La vallée des rayons à \(1{,}8\,R_\oplus\) est la structure la plus nette de la distribution. La photoévaporation et la perte de masse alimentée par le cœur la prédisent toutes deux : un cœur rocheux conserve une enveloppe d'hydrogène de l'ordre du pour cent en masse, ce qui double son rayon, ou la perd entièrement. Lequel des mécanismes domine reste débattu, et la dépendance de la vallée à la masse stellaire et à la période orbitale est le discriminant que l'on mesure actuellement.
La spectroscopie de transit est la direction du domaine. Pendant un transit, un fin anneau d'atmosphère planétaire est éclairé par-derrière et imprime des raies d'absorption sur le spectre stellaire, d'amplitude de l'ordre de \(2 R_p H / R_\star^2\) où \(H\) est la hauteur d'échelle : des parties par million, mais le JWST y parvient. Les détections de CO\(_2\), de SO\(_2\) et de produits photochimiques dans les atmosphères de géantes chaudes sont désormais routinières ; la même technique sur des planètes rocheuses tempérées autour de naines M est la frontière actuelle et reste à la limite du faisable.

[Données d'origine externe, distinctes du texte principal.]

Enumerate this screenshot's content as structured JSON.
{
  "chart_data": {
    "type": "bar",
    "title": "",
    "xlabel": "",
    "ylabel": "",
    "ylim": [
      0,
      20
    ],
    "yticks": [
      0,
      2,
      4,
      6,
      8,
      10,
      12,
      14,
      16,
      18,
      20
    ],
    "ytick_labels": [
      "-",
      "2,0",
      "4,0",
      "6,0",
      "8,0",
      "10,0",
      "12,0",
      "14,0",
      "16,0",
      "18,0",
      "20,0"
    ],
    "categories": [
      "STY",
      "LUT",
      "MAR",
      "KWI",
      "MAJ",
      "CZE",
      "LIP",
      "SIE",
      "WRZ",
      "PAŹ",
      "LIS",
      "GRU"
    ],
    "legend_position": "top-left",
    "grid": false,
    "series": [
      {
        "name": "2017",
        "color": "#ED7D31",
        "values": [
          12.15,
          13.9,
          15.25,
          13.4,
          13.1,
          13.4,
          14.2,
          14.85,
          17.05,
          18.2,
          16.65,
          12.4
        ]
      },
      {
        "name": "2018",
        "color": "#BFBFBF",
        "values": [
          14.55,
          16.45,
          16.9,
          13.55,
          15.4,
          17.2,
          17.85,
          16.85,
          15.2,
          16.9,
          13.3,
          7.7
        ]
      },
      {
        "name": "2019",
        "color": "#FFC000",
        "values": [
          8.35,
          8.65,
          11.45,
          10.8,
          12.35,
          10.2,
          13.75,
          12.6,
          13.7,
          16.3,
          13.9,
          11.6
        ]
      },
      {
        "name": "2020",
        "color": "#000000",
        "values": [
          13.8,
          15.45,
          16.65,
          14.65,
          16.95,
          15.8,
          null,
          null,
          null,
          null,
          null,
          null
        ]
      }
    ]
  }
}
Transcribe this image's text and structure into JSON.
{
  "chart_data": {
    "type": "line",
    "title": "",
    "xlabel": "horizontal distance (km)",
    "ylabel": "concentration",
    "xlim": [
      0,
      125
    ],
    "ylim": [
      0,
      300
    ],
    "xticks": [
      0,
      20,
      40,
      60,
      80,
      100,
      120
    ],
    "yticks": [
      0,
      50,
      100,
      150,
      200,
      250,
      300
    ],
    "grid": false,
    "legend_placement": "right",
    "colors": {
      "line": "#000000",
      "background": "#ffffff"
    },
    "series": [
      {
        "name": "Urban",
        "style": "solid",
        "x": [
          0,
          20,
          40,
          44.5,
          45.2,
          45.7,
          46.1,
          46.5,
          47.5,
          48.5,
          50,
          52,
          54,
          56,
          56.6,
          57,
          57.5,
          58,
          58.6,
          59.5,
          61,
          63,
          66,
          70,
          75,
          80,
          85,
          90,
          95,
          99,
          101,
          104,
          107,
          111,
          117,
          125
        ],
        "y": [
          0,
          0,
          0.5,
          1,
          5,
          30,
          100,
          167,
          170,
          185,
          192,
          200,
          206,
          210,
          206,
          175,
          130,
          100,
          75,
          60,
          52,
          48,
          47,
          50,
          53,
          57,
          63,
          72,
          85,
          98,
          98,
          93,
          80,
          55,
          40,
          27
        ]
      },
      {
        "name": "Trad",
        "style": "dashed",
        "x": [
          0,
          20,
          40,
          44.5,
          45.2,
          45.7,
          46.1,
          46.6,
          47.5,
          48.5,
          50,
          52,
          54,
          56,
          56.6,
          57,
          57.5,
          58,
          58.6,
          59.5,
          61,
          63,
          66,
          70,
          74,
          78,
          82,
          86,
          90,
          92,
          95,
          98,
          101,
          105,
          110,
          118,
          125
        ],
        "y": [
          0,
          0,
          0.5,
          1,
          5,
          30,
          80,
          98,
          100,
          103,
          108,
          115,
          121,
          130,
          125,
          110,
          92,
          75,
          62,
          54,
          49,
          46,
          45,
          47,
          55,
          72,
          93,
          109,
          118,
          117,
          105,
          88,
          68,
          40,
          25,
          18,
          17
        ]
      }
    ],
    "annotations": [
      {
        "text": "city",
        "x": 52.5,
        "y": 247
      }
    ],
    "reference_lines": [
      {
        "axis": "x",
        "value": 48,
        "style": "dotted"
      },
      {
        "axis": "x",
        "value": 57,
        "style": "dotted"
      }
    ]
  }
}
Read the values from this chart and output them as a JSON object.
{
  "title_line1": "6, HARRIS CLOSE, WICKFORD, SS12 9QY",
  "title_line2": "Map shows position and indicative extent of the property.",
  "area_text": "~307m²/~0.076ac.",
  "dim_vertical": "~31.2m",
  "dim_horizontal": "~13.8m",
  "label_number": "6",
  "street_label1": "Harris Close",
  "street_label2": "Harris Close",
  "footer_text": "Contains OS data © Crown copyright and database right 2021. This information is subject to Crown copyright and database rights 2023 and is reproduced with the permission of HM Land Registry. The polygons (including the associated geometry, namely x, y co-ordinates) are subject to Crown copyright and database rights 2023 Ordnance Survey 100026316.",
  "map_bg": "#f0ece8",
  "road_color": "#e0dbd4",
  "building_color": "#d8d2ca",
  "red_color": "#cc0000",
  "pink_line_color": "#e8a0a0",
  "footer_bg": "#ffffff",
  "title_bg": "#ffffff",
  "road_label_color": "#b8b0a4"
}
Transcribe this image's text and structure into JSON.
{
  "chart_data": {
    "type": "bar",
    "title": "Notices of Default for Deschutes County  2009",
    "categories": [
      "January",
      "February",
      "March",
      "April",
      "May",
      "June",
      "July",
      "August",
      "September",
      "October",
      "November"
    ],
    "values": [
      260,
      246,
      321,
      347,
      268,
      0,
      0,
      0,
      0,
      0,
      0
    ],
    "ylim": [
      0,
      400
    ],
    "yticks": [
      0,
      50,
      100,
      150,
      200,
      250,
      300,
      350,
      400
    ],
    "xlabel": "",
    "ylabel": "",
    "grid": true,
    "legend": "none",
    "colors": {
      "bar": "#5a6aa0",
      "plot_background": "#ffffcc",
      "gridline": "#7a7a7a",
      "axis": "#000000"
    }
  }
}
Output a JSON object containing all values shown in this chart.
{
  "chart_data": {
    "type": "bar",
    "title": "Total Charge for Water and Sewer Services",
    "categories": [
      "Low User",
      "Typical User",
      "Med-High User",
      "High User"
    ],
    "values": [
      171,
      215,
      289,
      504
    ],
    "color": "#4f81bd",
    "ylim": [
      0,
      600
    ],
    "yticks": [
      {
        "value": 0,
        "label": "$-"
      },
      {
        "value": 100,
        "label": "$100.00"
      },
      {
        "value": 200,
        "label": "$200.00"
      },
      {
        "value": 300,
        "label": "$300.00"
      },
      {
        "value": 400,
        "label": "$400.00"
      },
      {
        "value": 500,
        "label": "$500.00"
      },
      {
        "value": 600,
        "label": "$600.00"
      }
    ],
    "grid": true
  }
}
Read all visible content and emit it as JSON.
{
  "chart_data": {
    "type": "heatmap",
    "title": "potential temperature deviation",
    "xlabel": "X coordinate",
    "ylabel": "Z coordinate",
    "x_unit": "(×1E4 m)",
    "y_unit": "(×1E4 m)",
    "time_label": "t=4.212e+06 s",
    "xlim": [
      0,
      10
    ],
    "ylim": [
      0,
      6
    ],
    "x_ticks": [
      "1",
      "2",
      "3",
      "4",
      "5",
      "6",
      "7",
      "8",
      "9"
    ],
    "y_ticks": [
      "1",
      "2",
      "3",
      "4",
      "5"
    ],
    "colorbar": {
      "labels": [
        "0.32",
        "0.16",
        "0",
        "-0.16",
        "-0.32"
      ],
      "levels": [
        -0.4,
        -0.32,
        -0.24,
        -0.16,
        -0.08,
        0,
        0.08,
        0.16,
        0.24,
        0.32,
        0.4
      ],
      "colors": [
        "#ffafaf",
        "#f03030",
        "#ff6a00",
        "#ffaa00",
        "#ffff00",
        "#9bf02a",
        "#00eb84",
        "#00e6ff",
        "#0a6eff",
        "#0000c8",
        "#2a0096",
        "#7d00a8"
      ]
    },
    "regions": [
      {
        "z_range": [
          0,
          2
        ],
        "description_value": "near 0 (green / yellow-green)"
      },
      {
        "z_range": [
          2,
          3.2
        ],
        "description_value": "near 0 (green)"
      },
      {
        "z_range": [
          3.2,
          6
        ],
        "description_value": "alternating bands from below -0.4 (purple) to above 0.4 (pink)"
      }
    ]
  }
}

L'inquiétude systématique est la contamination stellaire : taches et facules non occultées impriment des signaux qui imitent l'absorption planétaire, et les démêler est aujourd'hui le facteur limitant, davantage que le bruit de photons.
Formules clés
| Signal en transmission | \(\Delta\delta \approx \dfrac{2 R_p H}{R_\star^{2}}\) | H = hauteur d'échelle |
|---|---|---|
| Hauteur d'échelle | \(H = \dfrac{k T}{\mu g}\) | |
| Vallée des rayons | \(R_p \approx 1{,}8\,R_\oplus\) | |
| Occurrence | \(\eta_\oplus \sim 0{,}02 - 0{,}5\) | toujours incertaine |
Bon à savoir
- Les statistiques de Kepler impliquent que les petites planètes (1-4 R⊕) sont la classe la plus commune de la galaxie : une catégorie dont le Système solaire est totalement dépourvu.
- La vallée des rayons vers 1,8 R⊕ séparerait les cœurs rocheux dénudés de ceux qui ont conservé une enveloppe d'hydrogène de l'ordre du pour cent.
- Les signaux de spectroscopie en transmission varient comme 2RpH/R★², quelques dizaines de ppm pour un Jupiter chaud, et ce sont aujourd'hui les taches stellaires, non le bruit de photons, qui limitent souvent.